The article titled If We Run Out of Batteries, This War is Screwed running in the June 2003 issue of Wired talks about the most important, least glamorous part of flighting a modern war: signal corps. They’ve advanced a damn long way since the days of trumpets and semaphore, that’s for damn sure.
Caddell leads the way to one of the shipping containers. Inside, two soldiers baby-sit three rows of Sun servers. “This is where the Global Command and Control System lives,” Caddell says. GCCS – known as “Geeks” to soldiers in the field — is the military’s HAL 9000. It’s an umbrella system that tracks every friendly tank, plane, ship, and soldier in the world in real time, plotting their positions as they move on a digital map. It can also show enemy locations gleaned from intelligence. “We’re in a whole different ball game from the last Gulf war,” Caddell says. “We had a secure network back in ‘91, but the bandwidth wasn’t there and the applications weren’t there. Now they are.”

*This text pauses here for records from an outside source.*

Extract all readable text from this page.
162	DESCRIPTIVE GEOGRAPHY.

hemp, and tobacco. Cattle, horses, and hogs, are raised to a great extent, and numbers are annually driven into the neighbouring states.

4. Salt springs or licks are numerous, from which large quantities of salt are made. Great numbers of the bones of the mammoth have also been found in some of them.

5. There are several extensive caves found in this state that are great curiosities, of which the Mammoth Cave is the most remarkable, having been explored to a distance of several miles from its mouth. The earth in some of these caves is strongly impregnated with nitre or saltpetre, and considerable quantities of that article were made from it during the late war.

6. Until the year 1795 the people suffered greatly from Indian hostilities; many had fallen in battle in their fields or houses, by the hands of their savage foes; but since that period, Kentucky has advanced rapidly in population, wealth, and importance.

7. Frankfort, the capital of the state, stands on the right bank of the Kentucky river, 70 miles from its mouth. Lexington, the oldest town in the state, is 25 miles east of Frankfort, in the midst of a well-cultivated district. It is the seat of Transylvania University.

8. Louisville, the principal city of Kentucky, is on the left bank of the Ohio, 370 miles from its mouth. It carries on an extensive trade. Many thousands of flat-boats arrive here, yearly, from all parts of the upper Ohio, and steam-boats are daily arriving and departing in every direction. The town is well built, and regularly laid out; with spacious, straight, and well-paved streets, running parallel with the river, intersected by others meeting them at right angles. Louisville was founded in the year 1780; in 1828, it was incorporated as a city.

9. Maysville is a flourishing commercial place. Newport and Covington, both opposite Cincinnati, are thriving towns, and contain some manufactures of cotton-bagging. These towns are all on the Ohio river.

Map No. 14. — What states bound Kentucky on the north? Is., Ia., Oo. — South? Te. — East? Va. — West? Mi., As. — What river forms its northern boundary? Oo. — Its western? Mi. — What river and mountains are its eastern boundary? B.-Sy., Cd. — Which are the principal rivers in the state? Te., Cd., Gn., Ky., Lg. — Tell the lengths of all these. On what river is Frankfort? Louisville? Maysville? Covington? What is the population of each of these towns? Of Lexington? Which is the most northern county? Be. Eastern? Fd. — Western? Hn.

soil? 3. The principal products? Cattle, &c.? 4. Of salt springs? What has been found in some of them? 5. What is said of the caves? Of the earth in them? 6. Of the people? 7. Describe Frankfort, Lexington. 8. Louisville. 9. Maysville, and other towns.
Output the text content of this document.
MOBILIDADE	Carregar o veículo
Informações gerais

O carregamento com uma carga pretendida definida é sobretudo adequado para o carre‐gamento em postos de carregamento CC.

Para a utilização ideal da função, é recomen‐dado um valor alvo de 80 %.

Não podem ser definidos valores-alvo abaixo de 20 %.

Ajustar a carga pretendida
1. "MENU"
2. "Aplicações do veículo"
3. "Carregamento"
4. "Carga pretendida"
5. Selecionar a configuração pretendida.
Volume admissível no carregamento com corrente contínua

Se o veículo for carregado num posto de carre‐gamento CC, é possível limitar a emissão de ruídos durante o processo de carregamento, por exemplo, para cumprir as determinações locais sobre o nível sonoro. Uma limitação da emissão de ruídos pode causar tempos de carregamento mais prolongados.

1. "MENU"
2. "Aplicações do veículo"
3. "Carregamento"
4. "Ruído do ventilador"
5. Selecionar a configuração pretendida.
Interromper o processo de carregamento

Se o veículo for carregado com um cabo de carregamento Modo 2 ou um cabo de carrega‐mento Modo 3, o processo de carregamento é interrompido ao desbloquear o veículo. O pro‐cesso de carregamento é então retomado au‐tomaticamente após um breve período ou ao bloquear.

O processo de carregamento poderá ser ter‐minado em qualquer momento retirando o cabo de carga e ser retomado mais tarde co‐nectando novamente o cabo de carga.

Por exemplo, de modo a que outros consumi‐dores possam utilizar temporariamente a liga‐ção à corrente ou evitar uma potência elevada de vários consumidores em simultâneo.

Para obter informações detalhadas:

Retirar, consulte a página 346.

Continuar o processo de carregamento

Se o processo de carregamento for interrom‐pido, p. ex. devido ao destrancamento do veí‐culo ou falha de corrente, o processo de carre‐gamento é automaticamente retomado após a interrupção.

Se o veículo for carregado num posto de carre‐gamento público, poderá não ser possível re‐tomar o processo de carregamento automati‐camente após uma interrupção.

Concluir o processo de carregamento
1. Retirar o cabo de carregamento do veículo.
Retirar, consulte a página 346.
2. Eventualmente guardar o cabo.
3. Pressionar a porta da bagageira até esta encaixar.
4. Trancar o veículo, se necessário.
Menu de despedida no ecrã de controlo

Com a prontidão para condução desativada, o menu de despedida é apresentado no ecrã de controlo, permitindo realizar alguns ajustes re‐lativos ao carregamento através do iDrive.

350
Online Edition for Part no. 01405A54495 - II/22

Quite honestly, the description of the communications technology is almost surreal. You know that the military is taking advantage of the developments of the Internet age and its subsequent revolution in communications, but it’s somehow hard to imagine a bunch of staff officers coming online using Microsoft Chat to communicate during a firefight while sitting in holes in the middle of the desert.
“What’s funny about using Microsoft Chat,” he adds with a sly smile, “is that everybody has to chosen icon to represent themselves. Some of these guys haven’t bothered, so the program assigns them one. We’ll be in the middle of a battle and a bunch of field artillery colonels will come online in the form of these big-breasted blondes. We’ve got a few space aliens, too.”
Of course the system is not without problems. The Iraqi desert is a far-cry from the climate-controlled rooms that most of the equipment being deployed was designed for, so the system starts to break down above 100 degrees. People still get lost in the desert, and there is still fratricide. But this is the future, people, and in the future being able to communicate effectively and transmit large amounts of data back and forth will be as important as missiles and tanks (not to mention being a prerequisite for using missiles and tanks effectively). And if war is going to happen, it’s good to be the best at it, I suppose.
I enjoyed your post, but “And if war is going to happen, it’s good to be the best at it, I suppose.” stikes me as a singularly naive comment.
Left by Matthew B on May 22nd, 2003
Why?
Left by Scott on May 22nd, 2003
‘if war is going to happen’ - in the passive voice. To me that makes it sound as if war is something that has just happened to America, pretty much completely outside its control. Why are all these nasty people attacking us for no reason? Perhaps i’m reading too much into John’s statement.
Left by Matthew B on May 22nd, 2003
Eh, no, I was being pretty facetious with that. I do that a lot. In fact, I’m pretty much as far into the other camp as one can get
But I see what you mean, just taking what I said at face value.
Left by John on May 22nd, 2003
ha sorry then. it is fun to rant anywho. peace!